The interview is worth a listen.

Saturday, July 07, 2007

Shortcuts

Something I've been thinking about ever since coming across this basic idea in a Tabletalk devotional from May, 2007.

Proverbs 3:1-4
My son, do not forget my teaching, but let your heart keep my commandents, for length of days and years of life and peace they will add to you. Let not steadfast love and faithfulness forsake you; bind them around your neck; write them on the tablet of your heart.

Genesis 34 tells the depressing tale of Jacob's household returning from Paddan-Aram and resettling in Canaan. What seems a chance story detail in 33:18 - Jacob opting to settle in Shechem instead of continuing southward to Bethel, Hebron, or Beersheba - turns out to be the beginning of a disastrous series of events. He purchases enough land from Hamor, Shechem's king, to pitch his tents, and is no sooner settled than his daughter Dinah goes "out to see the women of the land" (34:1). King Hamor's son seizes her and rapes her. Yet afterward, his soul is drawn to her, and he urges his father to arrange a marriage.

Hamor approaches Jacob and his sons with a most attractive offer (vv. 8-12). In addition to agreeing beforehand to any bride price they would care to name, Hamor opens the land of Canaan to them. He encourages them to acquire land, build houses, and engage in commerce. In short, he offers them the very Promised Land they have sought since their grandfather and great-grandfather Abraham sojourned there - yet on the ungodly terms (verse nine) of intermarrying their sons and daughters with the inhabitants of the land.

God's intention, of course, is that the land they are being offered on such easy terms be theirs, but it is to be theirs by divine grace and not by their negotiations.

In Matthew 4:8-9, Jesus is tempted in the very same way. Taking him to a high mountain where he can see all the kingdoms of the world in their glory, the devil makes a similarly attractive offer. Everything that Jesus seeks - the kingship and allegiance of all the peoples of the world - may be his. With an end run around the path of suffering - and of utter dependance on the Father - Jesus may be the Prince of Peace to all the world immediately. All he has to do, really, is acknowledge Satan as the giver of this extraordinary gift. A slightly different route to the same godly end, that's all.

All of us His people are thankful, of course, that Jesus overcomes, utterly rejecting the devil's modest proposal. Through him, we too are made more than conquerors (Romans 8:37), given divine grace to say no to the devil's many tempting shortcuts.
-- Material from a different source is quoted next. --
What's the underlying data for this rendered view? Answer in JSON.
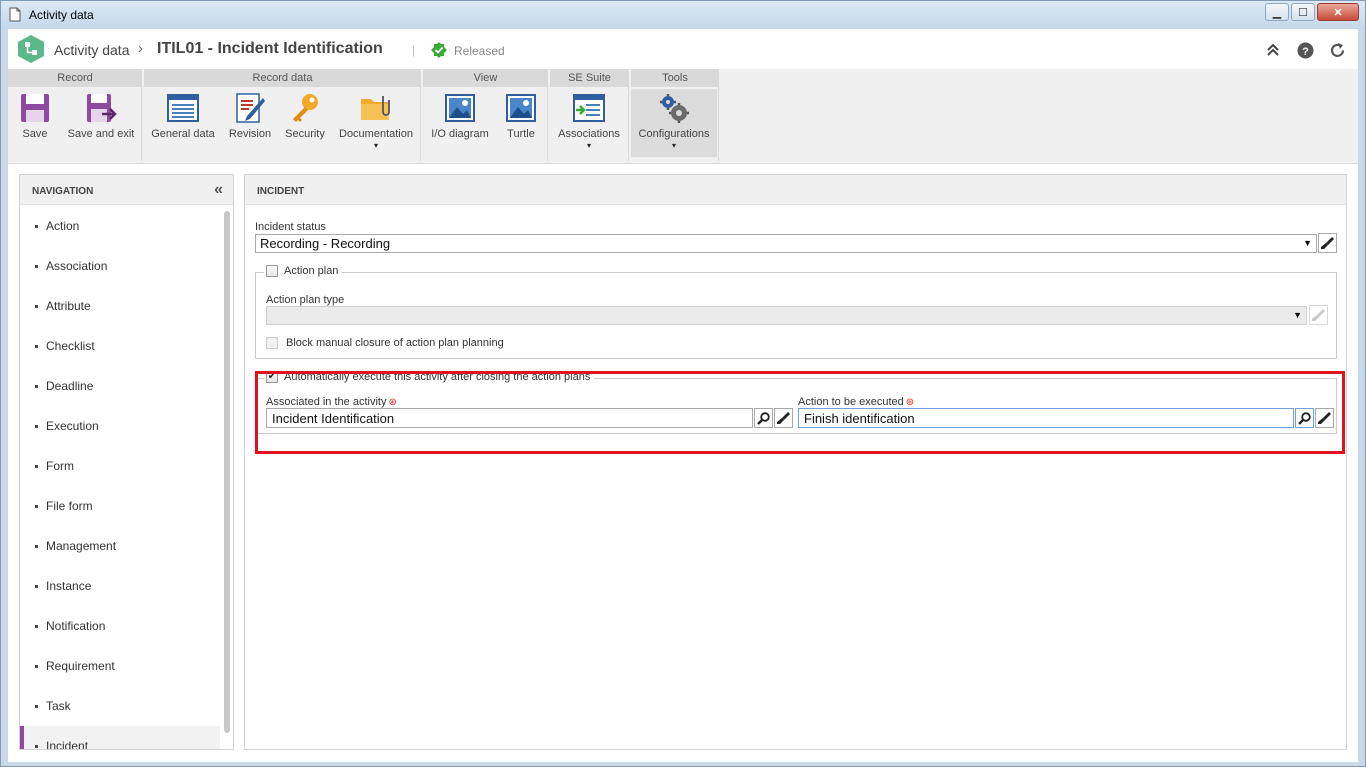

Yet the challenge is ever before us. We're to wait for the Lord for the fulfillment of His good promises, rather than to rush in with whatever means are laid conveniently at our disposal. This is not indolence or apathy, but (as with the passage above) tying God's steadfast love and faithfulness around our necks, writing His teaching on our hearts, that we will find favor and good success in His sight and in the sight of man. It is acting rightly when seeking His good gifts.

Examples and applications abound everywhere in life. The ways in which we advance our careers, for instance: every seeking of success at someone else's expense is a compromise we cannot make. Or how about the ways in which we the Church carry out evangelism and missions? In what ways are we tempted to modify the message in order to broaden the gospel's appeal? And I believe every parent can agree that obedience and good behavior are godly goals for our children. Yet how easily we trade total reliance on the Holy Spirit's work in their hearts, for emphasis on external compliance.

King Hamor offered the sons of Jacob a direct and easy path to everything they wanted - everything, in fact, they knew God intended for them - at a surprisingly affordable price. Yet inking the deal would have proved disastrous. Let us keep our eyes on Jesus, the Author and Finisher of our faith, that we may seek God's good ends by His appointed, godly means.